The leaders of energy-rich Iran insist these activities are for peaceful purposes and are allowed under the NPT. Their assurances are hardly reassuring. Uranium-enrichment technology cannot only be used to produce low-enriched fuel for power reactors, but also weapons-grade nuclear material.

A close reading of the NPT makes it clear that peaceful nuclear endeavors are a benefit that accrues only to those nonweapons NPT states that credibly fulfill their obligation not to divert nuclear material and technology for weapons.

Accordingly, the Europeans have privately held out the possibility of greater economic ties and a guaranteed nuclear power fuel supply if Tehran’s leaders agree to forgo the capacity to produce nuclear weapons-usable materials. Though this would open the way for much needed foreign investment and allow Iran to produce nuclear energy, the idea has not yet been embraced by Tehran.

Meanwhile, U.S. diplomats have maintained a harder line, charging that Iran has already violated its safeguards agreements. U.S. and Israeli officials have unsuccessfully called on IAEA states to refer the case to the UN Security Council, where they could seek international sanctions against Iran.

This, in turn, has inflamed Iranian nationalism and hardened the government’s stance.
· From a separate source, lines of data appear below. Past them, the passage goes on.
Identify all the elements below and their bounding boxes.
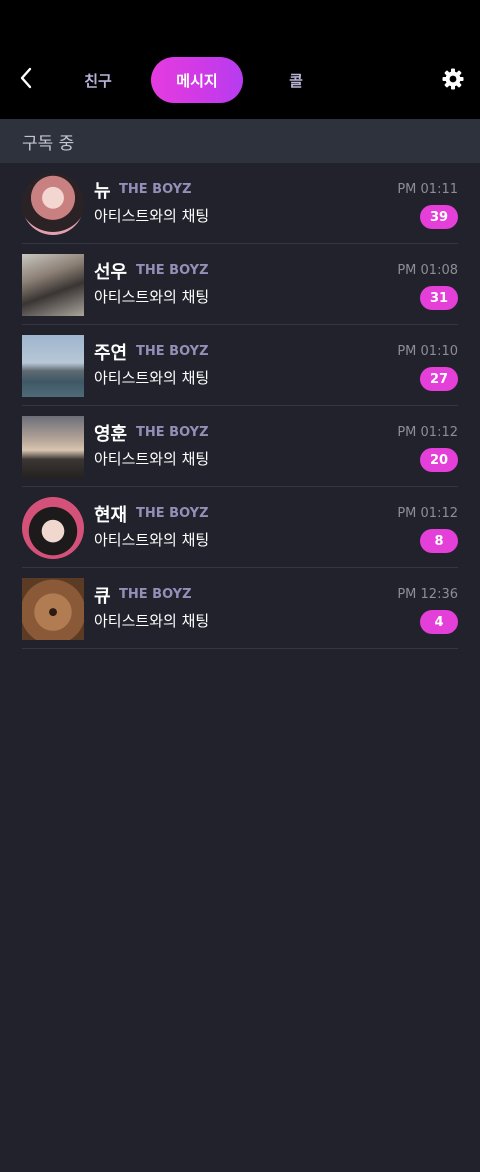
timestamp: PM 01:10 xyxy=(397,344,458,359)
chevron-left-icon xyxy=(20,67,32,89)
section-title: 구독 중 xyxy=(22,133,75,154)
avatar xyxy=(22,497,84,559)
gear-icon xyxy=(442,68,464,90)
chat-subtitle: 아티스트와의 채팅 xyxy=(94,450,210,468)
chat-name: 주연 xyxy=(94,343,128,364)
tab-call[interactable]: 콜 xyxy=(268,57,324,103)
timestamp: PM 01:08 xyxy=(397,263,458,278)
chat-subtitle: 아티스트와의 채팅 xyxy=(94,207,210,225)
chat-name: 영훈 xyxy=(94,424,128,445)
chat-row-sunwoo[interactable]: 선우 THE BOYZ 아티스트와의 채팅 PM 01:08 31 xyxy=(22,244,458,325)
chat-list: 뉴 THE BOYZ 아티스트와의 채팅 PM 01:11 39 선우 THE … xyxy=(0,163,480,649)
group-label: THE BOYZ xyxy=(119,587,192,602)
chat-name: 현재 xyxy=(94,505,128,526)
chat-subtitle: 아티스트와의 채팅 xyxy=(94,612,210,630)
chat-subtitle: 아티스트와의 채팅 xyxy=(94,369,210,387)
chat-row-juyeon[interactable]: 주연 THE BOYZ 아티스트와의 채팅 PM 01:10 27 xyxy=(22,325,458,406)
chat-name: 뉴 xyxy=(94,181,111,202)
avatar xyxy=(22,254,84,316)
chat-name: 선우 xyxy=(94,262,128,283)
settings-button[interactable] xyxy=(440,66,466,92)
tab-friends[interactable]: 친구 xyxy=(68,57,128,103)
chat-row-new[interactable]: 뉴 THE BOYZ 아티스트와의 채팅 PM 01:11 39 xyxy=(22,163,458,244)
unread-badge: 4 xyxy=(420,610,458,634)
group-label: THE BOYZ xyxy=(136,263,209,278)
avatar xyxy=(22,416,84,478)
avatar xyxy=(22,173,84,235)
unread-badge: 20 xyxy=(420,448,458,472)
unread-badge: 31 xyxy=(420,286,458,310)
timestamp: PM 01:11 xyxy=(397,182,458,197)
chat-row-younghoon[interactable]: 영훈 THE BOYZ 아티스트와의 채팅 PM 01:12 20 xyxy=(22,406,458,487)
group-label: THE BOYZ xyxy=(136,344,209,359)
chat-subtitle: 아티스트와의 채팅 xyxy=(94,288,210,306)
chat-row-hyunjae[interactable]: 현재 THE BOYZ 아티스트와의 채팅 PM 01:12 8 xyxy=(22,487,458,568)
group-label: THE BOYZ xyxy=(136,506,209,521)
tab-messages[interactable]: 메시지 xyxy=(151,57,243,103)
unread-badge: 27 xyxy=(420,367,458,391)
group-label: THE BOYZ xyxy=(136,425,209,440)
avatar xyxy=(22,578,84,640)
chat-row-q[interactable]: 큐 THE BOYZ 아티스트와의 채팅 PM 12:36 4 xyxy=(22,568,458,649)
unread-badge: 8 xyxy=(420,529,458,553)
timestamp: PM 01:12 xyxy=(397,506,458,521)
avatar xyxy=(22,335,84,397)
unread-badge: 39 xyxy=(420,205,458,229)
chat-subtitle: 아티스트와의 채팅 xyxy=(94,531,210,549)
chat-name: 큐 xyxy=(94,586,111,607)
group-label: THE BOYZ xyxy=(119,182,192,197)
timestamp: PM 01:12 xyxy=(397,425,458,440)
back-button[interactable] xyxy=(14,64,38,92)
timestamp: PM 12:36 xyxy=(397,587,458,602)
top-bar: 친구 메시지 콜 xyxy=(0,0,480,119)
section-header: 구독 중 xyxy=(0,119,480,163)
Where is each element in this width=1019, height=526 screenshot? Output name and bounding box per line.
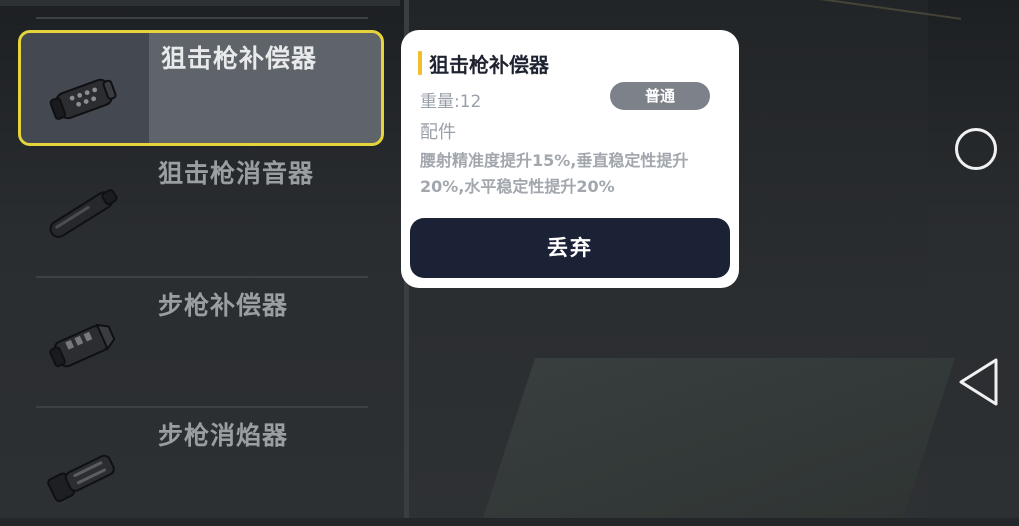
list-divider [36,276,368,278]
title-accent-bar [418,51,422,75]
list-divider [36,406,368,408]
detail-weight: 重量:12 [420,92,482,112]
triangle-back-icon[interactable] [956,356,1002,408]
system-nav-bar [930,0,1019,518]
rarity-badge: 普通 [610,82,710,110]
inventory-item-sniper-suppressor[interactable]: 狙击枪消音器 [18,148,384,264]
inventory-list: 狙击枪补偿器 狙击枪消音器 步枪补偿器 步枪消焰器 [0,0,400,518]
discard-button[interactable]: 丢弃 [410,218,730,278]
detail-category: 配件 [420,122,456,143]
item-name: 步枪消焰器 [158,421,289,450]
detail-title: 狙击枪补偿器 [429,53,549,77]
rifle-flash-hider-icon [47,454,115,503]
list-divider [36,17,368,19]
inventory-item-rifle-compensator[interactable]: 步枪补偿器 [18,280,384,396]
item-detail-popup: 狙击枪补偿器 重量:12 普通 配件 腰射精准度提升15%,垂直稳定性提升20%… [401,30,739,288]
inventory-item-rifle-flash-hider[interactable]: 步枪消焰器 [18,410,384,526]
sniper-suppressor-icon [49,188,118,238]
rifle-compensator-icon [49,323,116,368]
scene-floor [483,358,955,518]
detail-description: 腰射精准度提升15%,垂直稳定性提升20%,水平稳定性提升20% [420,151,689,196]
item-name: 狙击枪消音器 [158,159,315,188]
item-name: 步枪补偿器 [158,291,289,320]
circle-home-icon[interactable] [955,128,997,170]
item-name: 狙击枪补偿器 [161,44,318,73]
inventory-item-sniper-compensator[interactable]: 狙击枪补偿器 [18,30,384,146]
sniper-compensator-icon [49,78,117,120]
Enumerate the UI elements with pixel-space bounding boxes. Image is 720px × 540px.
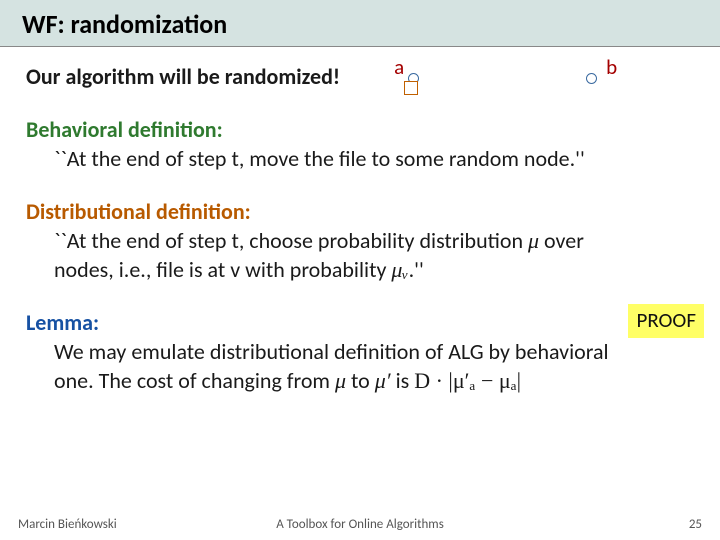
footer-page-number: 25 [474, 517, 702, 532]
dist-line1-pre: ``At the end of step t, choose probabili… [54, 227, 528, 254]
graph-diagram: a b [360, 59, 694, 93]
file-icon [404, 81, 418, 95]
distributional-block: Distributional definition: ``At the end … [26, 197, 694, 284]
intro-text: Our algorithm will be randomized! [26, 63, 340, 90]
behavioral-block: Behavioral definition: ``At the end of s… [26, 115, 694, 173]
lemma-line2-pre: one. The cost of changing from [54, 367, 335, 394]
node-label-b: b [606, 54, 617, 80]
behavioral-body: ``At the end of step t, move the file to… [26, 144, 694, 173]
behavioral-heading: Behavioral definition: [26, 116, 223, 143]
mu-symbol: μ [528, 228, 539, 253]
slide: WF: randomization Our algorithm will be … [0, 0, 720, 540]
lemma-block: Lemma: PROOF We may emulate distribution… [26, 308, 694, 395]
footer-title: A Toolbox for Online Algorithms [246, 517, 474, 532]
mu2-symbol: μ′ [375, 368, 391, 393]
dist-line2-pre: nodes, i.e., file is at v with probabili… [54, 256, 391, 283]
lemma-line2-mid: to [346, 367, 375, 394]
lemma-heading: Lemma: [26, 309, 99, 336]
lemma-line2-post: is [391, 367, 415, 394]
mu1-symbol: μ [335, 368, 346, 393]
title-bar: WF: randomization [0, 0, 720, 47]
footer: Marcin Bieńkowski A Toolbox for Online A… [0, 517, 720, 532]
distributional-heading: Distributional definition: [26, 198, 251, 225]
footer-author: Marcin Bieńkowski [18, 517, 246, 532]
lemma-body: We may emulate distributional definition… [26, 337, 694, 395]
dist-line2-post: .'' [409, 256, 424, 283]
node-label-a: a [394, 54, 404, 80]
node-b [586, 73, 597, 84]
slide-title: WF: randomization [22, 8, 698, 40]
proof-badge: PROOF [628, 304, 704, 338]
lemma-formula: D · |μ′ₐ − μₐ| [414, 368, 521, 393]
mu-v-symbol: μᵥ [391, 257, 408, 282]
distributional-body: ``At the end of step t, choose probabili… [26, 226, 694, 284]
lemma-line1: We may emulate distributional definition… [54, 338, 609, 365]
content-area: Our algorithm will be randomized! a b Be… [0, 47, 720, 395]
intro-row: Our algorithm will be randomized! a b [26, 59, 694, 93]
dist-line1-post: over [539, 227, 584, 254]
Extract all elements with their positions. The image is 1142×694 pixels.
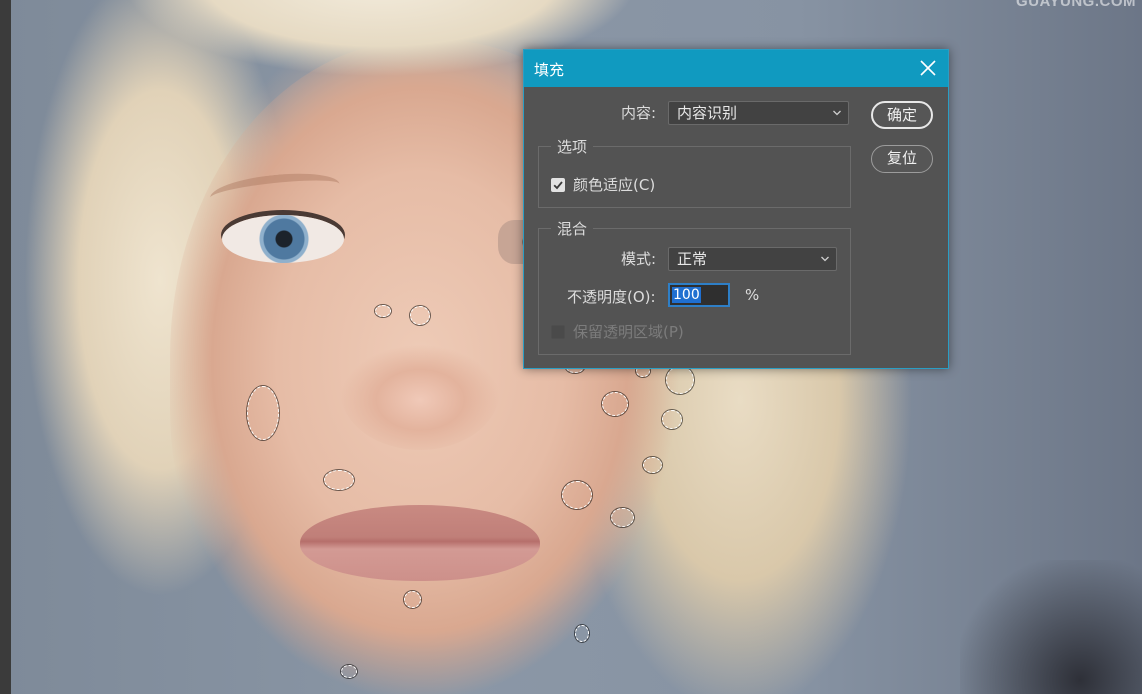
selection-marquee [602,392,628,416]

Shortly after IAEA member states urged it not to do so, Iran announced last month that it will begin processing about 40 tons of uranium into feed material, which, if enriched to weapons grade, would be enough for several bombs.

Some U.S. officials argue that diplomacy at the Vienna-based IAEA has run its course. However, referral of the Iranian case to the Security Council may push Iran to eject IAEA inspectors or withdraw from the NPT. Getting the council’s approval for sanctions is far from guaranteed and would do little to halt Iran’s advanced nuclear program. More drastic action is also unwise. The effect of a pre-emptive strike by Israel or the United States on Iran’s capabilities would be temporary and would likely trigger a wider war in the region involving exchanges of ballistic missiles.

Although difficult, diplomacy remains the best option. First, Iran should be careful not to escalate the crisis. The European powers must hold Iran to its earlier pledge to halt all uranium-enrichment work and provide the access and cooperation necessary to finally resolve outstanding questions about its past activities. Otherwise, the credibility of Iran’s claim that it has no weapons ambitions will diminish further.

For its part, the United States should tone down its tough talk and work with the Europeans to test Iran’s “peaceful” intentions by endorsing the proposal to provide Iran with a guaranteed supply of nuclear fuel. If Iran is only interested in developing a nuclear power capacity and its perceptions of vulnerability are not reinforced, it should eventually agree to such a deal.

To prevent other states from acquiring the means to produce nuclear bomb material, the international community must be prepared to guarantee nuclear fuel services to states that forgo indigenous uranium-enrichment and plutonium production capabilities. In addition, all states should be pressed to allow more intrusive inspections under the terms of the IAEA Additional Protocol.

Even if Iran complies with its NPT commitments now, it may still choose to follow the nuclear weapons route in the future. Given the stakes, the United States must counter arguments from Iranian hard-liners who wrongly believe that nuclear weapons will enhance Iran’s prestige and counter Israel’s nuclear arsenal. To help do so, Washington should reiterate its long-standing commitment to achieve a Middle East nuclear-weapon-free zone.

Time is running out. The situation demands a new and more sophisticated U.S. strategy that increases Iran’s incentives to halt its dual-purpose nuclear projects and reinforces the view within Iran that it does not need and will not benefit from nuclear weapons.